How to write each section (step-by-step)
You’ve got the samples. Now let’s make your version land.
a) Professional Summary
Your summary is not a mission statement. It’s the 10-second “why you” pitch that tells an audit manager: this person can test controls without hand-holding, and they understand the frameworks we live in.
Use this formula and keep it tight:
- [X years] + [specialization] (SOX ITGC, SOC 2, cloud, IAM, third-party risk)
- [measurable achievement] (cycle time, coverage, repeat findings, remediation rate)
- [target role] (IT Auditor / Information Technology Auditor / IT Internal Auditor)
Here’s what that looks like when it’s done wrong vs. right.
Weak version:
Detail-oriented professional with experience in IT audits and compliance seeking a challenging position.
Strong version:
Information Technology Auditor with 5+ years auditing SOX ITGC and SOC 2 controls across AWS, Okta, and ServiceNow.
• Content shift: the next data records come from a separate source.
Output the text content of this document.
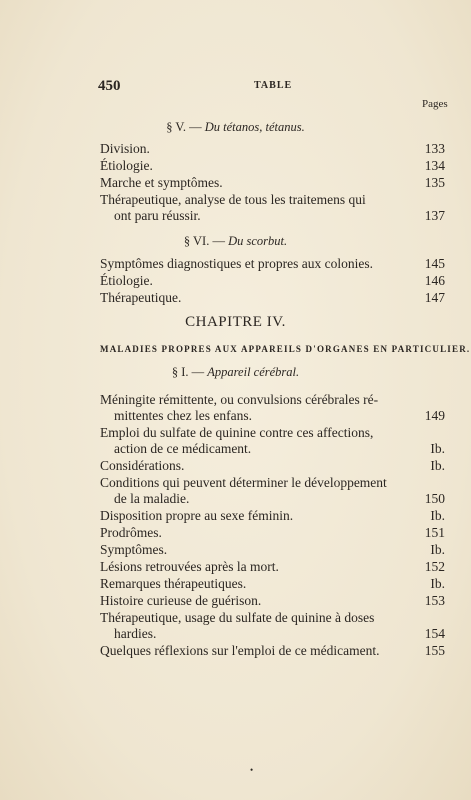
450	TABLE
Pages
§ V. — Du tétanos, tétanus.
Division.	133
Étiologie.	134
Marche et symptômes.	135
Thérapeutique, analyse de tous les traitemens qui
ont paru réussir.	137
§ VI. — Du scorbut.
Symptômes diagnostiques et propres aux colonies.	145
Étiologie.	146
Thérapeutique.	147
CHAPITRE IV.
MALADIES PROPRES AUX APPAREILS D'ORGANES EN PARTICULIER.
§ I. — Appareil cérébral.
Méningite rémittente, ou convulsions cérébrales ré-
mittentes chez les enfans.	149
Emploi du sulfate de quinine contre ces affections,
action de ce médicament.	Ib.
Considérations.	Ib.
Conditions qui peuvent déterminer le développement
de la maladie.	150
Disposition propre au sexe féminin.	Ib.
Prodrômes.	151
Symptômes.	Ib.
Lésions retrouvées après la mort.	152
Remarques thérapeutiques.	Ib.
Histoire curieuse de guérison.	153
Thérapeutique, usage du sulfate de quinine à doses
hardies.	154
Quelques réflexions sur l'emploi de ce médicament.	155
•
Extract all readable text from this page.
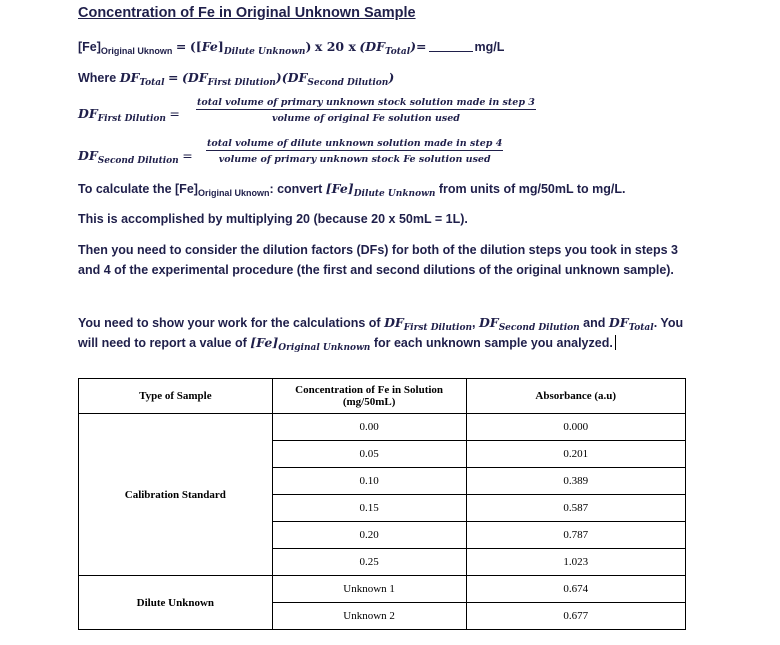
Concentration of Fe in Original Unknown Sample
$[Fe]_{Original Uknown} = ([Fe]_{Dilute Unknown})$ x 20 x $(DF_{Total})=$	mg/L
Where $DF_{Total} = (DF_{First Dilution})(DF_{Second Dilution})$
$DF_{First Dilution}$ =
total volume of primary unknown stock solution made in step 3
volume of original Fe solution used
$DF_{Second Dilution}$ =
total volume of dilute unknown solution made in step 4
volume of primary unknown stock Fe solution used
To calculate the $[Fe]_{Original Uknown}$: convert $[Fe]_{Dilute Unknown}$ from units of mg/50mL to mg/L.
This is accomplished by multiplying 20 (because 20 x 50mL = 1L).
Then you need to consider the dilution factors (DFs) for both of the dilution steps you took in steps 3 and 4 of the experimental procedure (the first and second dilutions of the original unknown sample).
You need to show your work for the calculations of $DF_{First Dilution}$, $DF_{Second Dilution}$ and $DF_{Total}$. You will need to report a value of $[Fe]_{Original Unknown}$ for each unknown sample you analyzed.
Type of Sample	Concentration of Fe in Solution (mg/50mL)	Absorbance (a.u)
Calibration Standard	0.00	0.000
	0.05	0.201
	0.10	0.389
	0.15	0.587
	0.20	0.787
	0.25	1.023
Dilute Unknown	Unknown 1	0.674
	Unknown 2	0.677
Increased access review coverage to 100% and reduced repeat findings 30% by automating population testing and tightening remediation SLAs. Targeting an IT Internal Auditor role focused on IAM and cloud governance.
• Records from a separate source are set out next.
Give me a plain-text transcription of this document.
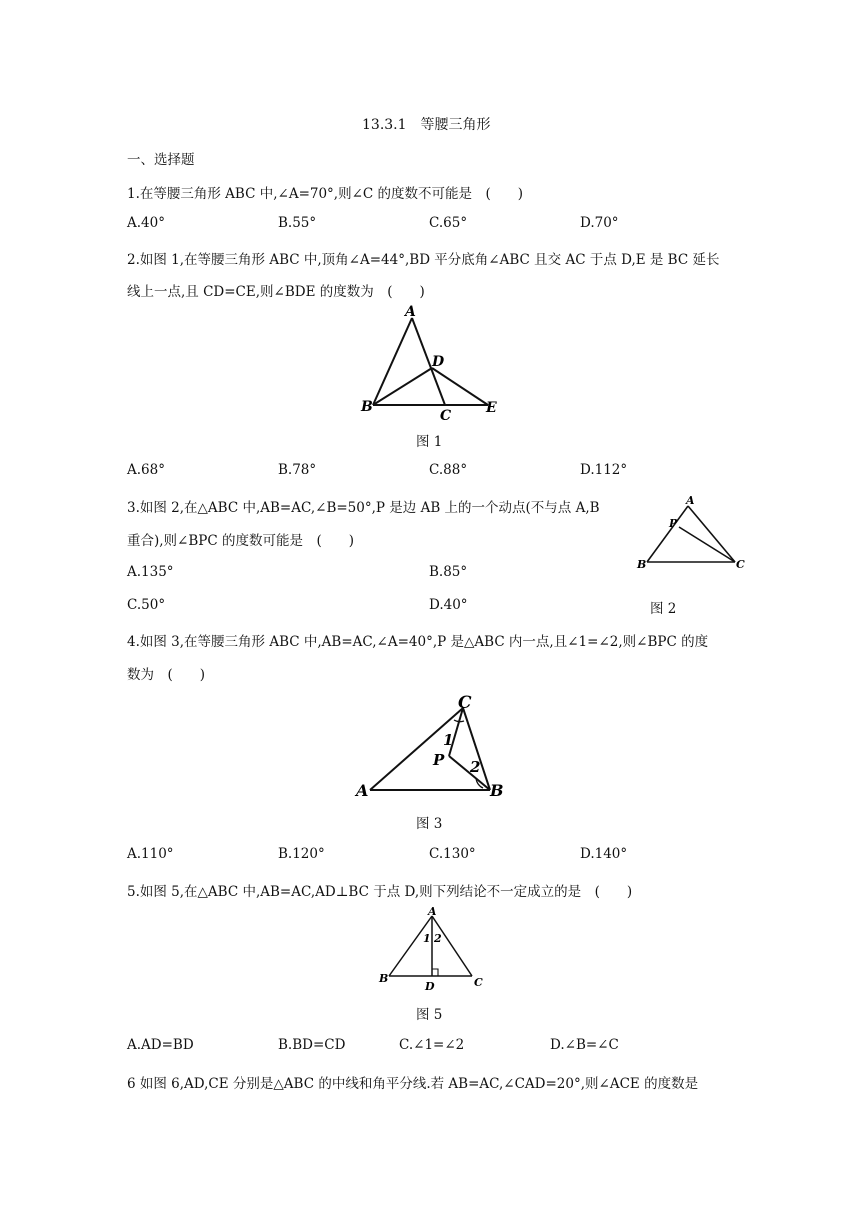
13.3.1　等腰三角形
一、选择题
1.在等腰三角形 ABC 中,∠A=70°,则∠C 的度数不可能是　(　　)
A.40°	B.55°	C.65°	D.70°
2.如图 1,在等腰三角形 ABC 中,顶角∠A=44°,BD 平分底角∠ABC 且交 AC 于点 D,E 是 BC 延长
线上一点,且 CD=CE,则∠BDE 的度数为　(　　)
A
D
B
C E
图 1
A.68°	B.78°	C.88°	D.112°
3.如图 2,在△ABC 中,AB=AC,∠B=50°,P 是边 AB 上的一个动点(不与点 A,B
重合),则∠BPC 的度数可能是　(　　)
A
P
B	C
A.135°	B.85°
C.50°	D.40°	图 2
4.如图 3,在等腰三角形 ABC 中,AB=AC,∠A=40°,P 是△ABC 内一点,且∠1=∠2,则∠BPC 的度
数为　(　　)
C
1
P 2
A	B
图 3
A.110°	B.120°	C.130°	D.140°
5.如图 5,在△ABC 中,AB=AC,AD⊥BC 于点 D,则下列结论不一定成立的是　(　　)
A
1 2
B
D	C
图 5
A.AD=BD	B.BD=CD	C.∠1=∠2	D.∠B=∠C
6 如图 6,AD,CE 分别是△ABC 的中线和角平分线.若 AB=AC,∠CAD=20°,则∠ACE 的度数是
The strong version names the audit world you operate in (SOX/SOC, AWS/Okta/ServiceNow) and proves you can move metrics that matter (coverage, repeat findings). No one hires an IT Auditor because they’re “detail-oriented.” They hire you because you reduce risk and make external audit less painful.
b) Experience Section
Your experience section is where most IT audit resumes quietly fail. They list responsibilities (“performed testing”) instead of outcomes (“found exceptions,” “improved remediation,” “reduced cycle time”).
Keep it reverse-chronological, but make every bullet defensible like a workpaper: what you tested, what system you used, what changed because you did it.
Weak version:
Tested access controls and documented results.
Strong version:
Tested quarterly privileged access reviews for CyberArk and Active Directory (1,200+ accounts), identifying 13 excessive-privilege exceptions and driving remediation to closure within 30 days.
That’s the same job. One sounds like a task. The other sounds like risk reduction.
These action verbs work especially well for IT audit because they imply ownership and evidence:
- Assessed, validated, tested, traced, reconciled, sampled
- Documented, mapped, aligned, benchmarked
- Identified, quantified, escalated, remediated, verified
- Automated, standardized, streamlined
- Presented, advised, partnered, led
Use “tested” and “documented,” sure—but don’t let them be your whole personality.
c) Skills Section
Think of your skills section like a keyword handshake with the ATS. In the US market, postings for IT Audit Specialist / Information Systems Auditor roles tend to filter for three buckets:
- Frameworks and standards (SOX, SOC, COBIT, NIST)
- Control domains (ITGC, IAM, change management, logging/monitoring, third-party risk)
- Tools (Archer, TeamMate+, ServiceNow, Jira, Okta, AD, AWS/Azure)
Don’t guess. Open 5–10 job descriptions and steal the exact nouns they repeat.
Here’s a strong, US-relevant keyword set you can mix and match:
Hard Skills / Technical Skills
- SOX ITGC, SOC 1, SOC 2, IT risk assessment, risk-based audit planning
- Control design, control testing, walkthroughs, sampling methodology
- User access reviews, privileged access management, change management testing
- SDLC controls, incident management controls, logging and monitoring
- Third-party risk management, SOC report review, remediation tracking
Tools / Software
- Archer GRC, ServiceNow GRC, TeamMate+, AuditBoard
- Jira, ServiceNow ITSM, SharePoint
- Okta, Active Directory, Azure AD (Entra ID)
- AWS, Azure, Microsoft 365
- Excel (Power Query), SQL
Certifications / Standards
- CISA (ISACA), CISSP (ISC2), CRISC (ISACA)
- COBIT 2019, NIST CSF, NIST SP 800-53
- AICPA Trust Services Criteria (for SOC 2)
If you have CISA, put it in both Certifications (if you list it) and Skills. Recruiters search for it like it’s a password.
d) Education and Certifications
For IT audit in the United States, education is usually a checkbox—unless you’re early-career or pivoting from IT/security. List your degree, school, city, and dates. That’s enough.
Certifications are where you can separate yourself fast. If you’re staying in audit, CISA is the most directly relevant signal (and it’s widely requested). If you’re leaning into security and cloud controls, CISSP or a cloud cert can help, but don’t collect badges like Pokémon while your resume still reads vague.
If a certification is in progress, say so cleanly (and truthfully) with a month/year target on your resume. Hiring managers don’t mind “in progress.” They do mind mystery.